In 1970, the North Olmsted band and orchestra auditioned for the Midwest Clinic International Band and Orchestra Conference in Chicago, Illinois. For the first time, both the band and orchestra from the same school were invited to perform. In 1976, the band was invited to play at the OMEA convention in Columbus, Ohio. Also, both the band and the orchestra were invited to perform at the MENC 26th Biennial Meeting in Chicago in 1978.

Entry March Of The Gladiators, North Olmsted High School Band 1973

Vinyl records were made each year by the band and orchestra. The Best Of C.B. Kriechbaum captures favorites from the 1960s and 1970s. Entrance of the Gladiators was performed in 1973. Additional music from this album has been posted on YouTube and listed under External Links.

Many of the students from the North Olmsted High School bands and orchestras went to college for music and became successful teachers, composers and musicians. It is not possible to list them all, but a few notable people include James Akins (tubist), Jack Boss, Robert Chappell, Steven Cseplo, and Christine Haff. His former students, including non-music majors, attribute their success, in part, to his ability to inspire and achieve at the highest level.

In 1979, after a 31-year career in the North Olmsted City Schools, Kriechbaum was appointed to the faculty at Ashland College in Ashland, Ohio to be director of the college band.

Over the years, Kriechbaum conducted week long summer workshops for teachers at Interlochen Center for the Arts in Michigan. Sponsored by Scherl and Roth, he traveled the United States, Canada and Germany conducting clinics for teachers. Also, he was a director at Eastern Kentucky University Summer Camp, served as a judge at both at the district and state level, and was a guest conductor at festival bands and orchestras.

==Personal life==
Kriechbaum was married to Dorothy King in 1944. He resided in North Olmsted and had four children. His hobbies included woodworking and furniture-making. He built his home in North Olmsted and a summer home on Kelleys Island. In his spare time he directed several church choirs in the Cleveland area and a band at NASA.

He died in 1991 at age 67 after a long illness with Parkinson's disease.

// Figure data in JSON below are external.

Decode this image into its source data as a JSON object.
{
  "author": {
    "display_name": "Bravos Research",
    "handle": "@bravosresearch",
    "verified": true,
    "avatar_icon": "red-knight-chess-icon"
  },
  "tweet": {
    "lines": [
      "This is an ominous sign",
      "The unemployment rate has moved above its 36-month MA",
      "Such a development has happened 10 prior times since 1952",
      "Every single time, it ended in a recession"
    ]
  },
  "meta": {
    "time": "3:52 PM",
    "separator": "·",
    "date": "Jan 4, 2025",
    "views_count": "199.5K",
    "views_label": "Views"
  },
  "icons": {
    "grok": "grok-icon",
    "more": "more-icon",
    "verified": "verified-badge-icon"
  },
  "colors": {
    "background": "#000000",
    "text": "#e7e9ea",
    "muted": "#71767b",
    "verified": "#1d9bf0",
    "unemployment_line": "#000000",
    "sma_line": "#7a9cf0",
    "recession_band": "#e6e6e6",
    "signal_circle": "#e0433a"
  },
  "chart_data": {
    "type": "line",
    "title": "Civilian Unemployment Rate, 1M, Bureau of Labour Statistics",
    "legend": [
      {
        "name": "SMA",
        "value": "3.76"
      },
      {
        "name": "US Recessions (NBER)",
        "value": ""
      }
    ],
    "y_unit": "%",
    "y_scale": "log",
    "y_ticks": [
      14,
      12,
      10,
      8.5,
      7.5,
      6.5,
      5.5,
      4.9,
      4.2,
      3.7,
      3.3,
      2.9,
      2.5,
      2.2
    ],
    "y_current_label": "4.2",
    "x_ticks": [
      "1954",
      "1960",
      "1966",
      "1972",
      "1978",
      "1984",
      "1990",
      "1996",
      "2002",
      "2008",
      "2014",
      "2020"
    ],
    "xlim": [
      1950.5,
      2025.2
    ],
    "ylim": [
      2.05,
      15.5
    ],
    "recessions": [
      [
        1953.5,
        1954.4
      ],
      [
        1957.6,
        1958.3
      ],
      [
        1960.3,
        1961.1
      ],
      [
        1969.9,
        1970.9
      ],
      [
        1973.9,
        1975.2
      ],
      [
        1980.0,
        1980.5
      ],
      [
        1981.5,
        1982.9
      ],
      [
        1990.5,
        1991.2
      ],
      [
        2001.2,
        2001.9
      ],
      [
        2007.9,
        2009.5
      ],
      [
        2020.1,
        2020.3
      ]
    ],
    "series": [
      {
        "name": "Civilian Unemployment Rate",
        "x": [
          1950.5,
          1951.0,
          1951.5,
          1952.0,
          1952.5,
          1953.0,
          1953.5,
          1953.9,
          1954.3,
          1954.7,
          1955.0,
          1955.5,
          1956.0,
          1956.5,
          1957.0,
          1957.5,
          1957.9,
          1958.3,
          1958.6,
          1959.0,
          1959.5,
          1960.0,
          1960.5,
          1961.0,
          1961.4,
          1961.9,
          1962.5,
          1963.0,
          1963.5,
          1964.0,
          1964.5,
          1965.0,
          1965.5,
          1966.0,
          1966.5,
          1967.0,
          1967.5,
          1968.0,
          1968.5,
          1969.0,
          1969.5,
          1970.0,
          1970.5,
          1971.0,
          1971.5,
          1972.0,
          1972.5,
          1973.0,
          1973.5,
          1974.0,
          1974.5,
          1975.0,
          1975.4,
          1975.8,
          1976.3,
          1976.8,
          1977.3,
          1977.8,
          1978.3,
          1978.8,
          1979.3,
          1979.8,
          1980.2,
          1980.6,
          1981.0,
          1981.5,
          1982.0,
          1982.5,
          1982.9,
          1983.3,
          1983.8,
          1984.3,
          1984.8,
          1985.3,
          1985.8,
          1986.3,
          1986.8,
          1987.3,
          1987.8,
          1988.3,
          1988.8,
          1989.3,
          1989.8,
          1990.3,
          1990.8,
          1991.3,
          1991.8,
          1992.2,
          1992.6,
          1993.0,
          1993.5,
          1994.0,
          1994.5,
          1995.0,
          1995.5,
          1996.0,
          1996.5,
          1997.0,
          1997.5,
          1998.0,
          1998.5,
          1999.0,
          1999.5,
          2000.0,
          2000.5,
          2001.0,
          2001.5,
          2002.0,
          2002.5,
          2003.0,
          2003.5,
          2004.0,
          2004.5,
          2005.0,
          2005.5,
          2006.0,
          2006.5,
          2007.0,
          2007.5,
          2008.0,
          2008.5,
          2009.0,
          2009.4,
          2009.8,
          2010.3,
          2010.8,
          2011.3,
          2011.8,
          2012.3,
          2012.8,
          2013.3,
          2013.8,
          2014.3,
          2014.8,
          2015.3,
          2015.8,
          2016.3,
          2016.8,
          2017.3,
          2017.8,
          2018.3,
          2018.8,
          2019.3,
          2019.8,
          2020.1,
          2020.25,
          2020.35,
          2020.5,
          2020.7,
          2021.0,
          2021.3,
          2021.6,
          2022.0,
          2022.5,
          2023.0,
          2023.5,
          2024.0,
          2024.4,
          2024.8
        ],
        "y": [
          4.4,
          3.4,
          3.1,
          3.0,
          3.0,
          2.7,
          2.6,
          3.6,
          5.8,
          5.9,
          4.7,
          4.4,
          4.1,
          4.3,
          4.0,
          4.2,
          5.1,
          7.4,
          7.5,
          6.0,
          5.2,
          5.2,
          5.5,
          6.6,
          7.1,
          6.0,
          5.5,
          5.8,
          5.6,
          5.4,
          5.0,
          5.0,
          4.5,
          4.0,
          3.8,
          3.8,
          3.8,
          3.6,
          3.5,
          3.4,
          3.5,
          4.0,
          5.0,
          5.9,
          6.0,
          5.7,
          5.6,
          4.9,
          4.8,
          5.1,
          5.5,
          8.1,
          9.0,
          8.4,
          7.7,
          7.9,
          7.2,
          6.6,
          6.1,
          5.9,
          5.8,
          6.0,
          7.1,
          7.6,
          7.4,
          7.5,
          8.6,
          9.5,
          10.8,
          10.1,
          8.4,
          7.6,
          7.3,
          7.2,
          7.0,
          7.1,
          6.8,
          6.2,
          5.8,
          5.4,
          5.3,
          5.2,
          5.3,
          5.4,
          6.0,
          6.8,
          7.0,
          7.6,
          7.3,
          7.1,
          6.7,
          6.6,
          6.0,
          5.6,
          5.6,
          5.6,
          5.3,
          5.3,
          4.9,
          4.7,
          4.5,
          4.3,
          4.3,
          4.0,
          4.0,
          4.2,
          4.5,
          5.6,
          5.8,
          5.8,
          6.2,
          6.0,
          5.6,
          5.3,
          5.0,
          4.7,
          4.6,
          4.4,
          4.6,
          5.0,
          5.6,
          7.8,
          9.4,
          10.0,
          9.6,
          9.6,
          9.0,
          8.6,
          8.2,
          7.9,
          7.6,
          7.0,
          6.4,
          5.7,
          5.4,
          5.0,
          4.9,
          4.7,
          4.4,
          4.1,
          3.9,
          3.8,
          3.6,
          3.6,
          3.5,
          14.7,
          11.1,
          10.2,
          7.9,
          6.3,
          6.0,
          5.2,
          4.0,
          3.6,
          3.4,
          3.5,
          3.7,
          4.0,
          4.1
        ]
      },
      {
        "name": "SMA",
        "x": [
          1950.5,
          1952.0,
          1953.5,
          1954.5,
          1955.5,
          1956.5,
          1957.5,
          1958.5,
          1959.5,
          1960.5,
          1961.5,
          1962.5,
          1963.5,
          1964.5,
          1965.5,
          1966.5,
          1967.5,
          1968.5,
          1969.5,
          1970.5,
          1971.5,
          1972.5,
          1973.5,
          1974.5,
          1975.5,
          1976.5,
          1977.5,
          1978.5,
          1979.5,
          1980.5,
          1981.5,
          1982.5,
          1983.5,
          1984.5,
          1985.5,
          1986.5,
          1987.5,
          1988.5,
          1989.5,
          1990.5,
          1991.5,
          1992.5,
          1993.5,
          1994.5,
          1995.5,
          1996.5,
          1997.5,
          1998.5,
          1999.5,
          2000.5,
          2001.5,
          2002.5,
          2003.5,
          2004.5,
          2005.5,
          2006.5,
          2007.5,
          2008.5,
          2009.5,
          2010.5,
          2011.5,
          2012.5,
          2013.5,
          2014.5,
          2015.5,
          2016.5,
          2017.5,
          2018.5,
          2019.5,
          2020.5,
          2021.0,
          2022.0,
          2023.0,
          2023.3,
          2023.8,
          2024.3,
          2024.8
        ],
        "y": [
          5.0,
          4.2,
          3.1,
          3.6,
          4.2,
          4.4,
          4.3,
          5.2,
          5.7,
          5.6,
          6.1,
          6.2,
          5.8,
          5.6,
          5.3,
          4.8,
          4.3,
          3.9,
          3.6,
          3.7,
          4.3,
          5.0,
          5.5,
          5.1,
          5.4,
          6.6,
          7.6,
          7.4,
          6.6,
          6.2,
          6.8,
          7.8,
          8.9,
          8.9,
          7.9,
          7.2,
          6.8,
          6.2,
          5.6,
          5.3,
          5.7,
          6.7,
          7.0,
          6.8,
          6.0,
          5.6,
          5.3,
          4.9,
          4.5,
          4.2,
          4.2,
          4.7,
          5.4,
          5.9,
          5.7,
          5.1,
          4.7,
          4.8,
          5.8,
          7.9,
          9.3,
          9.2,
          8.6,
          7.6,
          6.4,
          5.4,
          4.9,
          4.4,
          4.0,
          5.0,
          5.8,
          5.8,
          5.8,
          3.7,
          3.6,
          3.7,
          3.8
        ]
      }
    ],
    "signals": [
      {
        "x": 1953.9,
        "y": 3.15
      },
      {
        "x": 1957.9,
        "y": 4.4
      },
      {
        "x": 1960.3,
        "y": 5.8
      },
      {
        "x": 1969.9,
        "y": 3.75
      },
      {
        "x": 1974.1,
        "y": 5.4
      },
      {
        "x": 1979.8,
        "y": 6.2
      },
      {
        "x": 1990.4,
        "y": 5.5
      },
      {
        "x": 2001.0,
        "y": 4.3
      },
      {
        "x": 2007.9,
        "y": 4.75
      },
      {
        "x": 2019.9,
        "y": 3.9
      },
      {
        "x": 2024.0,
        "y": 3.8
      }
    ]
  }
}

== Awards and recognition ==
Kriechbaum was inducted into the Ohio Band Director's Conference (OBDC) Pioneer Hall of Fame in 2008.

== Books ==
In 1978, Kriechbaum published a book titled "How to Design and Teach a Successful School String and Orchestra Program" that has been used by colleges to train future music teachers. The book was the first detailed "how-to" guide for music educators to teach string instruments even if they had no direct string experience. The book was "a welcome addition to the growing number of recent publications dealing with public school string and orchestra programs."

== Music ==
Kriechbaum wrote several compositions for school orchestras. Petite Tango and Boca Grande are popular compositions for younger orchestras. They were both selected as among "the most significant works for Orchestra and String Orchestra ever composed for Grades 1 through 3." Numerous schools have posted performances on YouTube.

He also composed an arrangement of Georges Bizet's Prelude to Carmen that has been performed by orchestras throughout the world.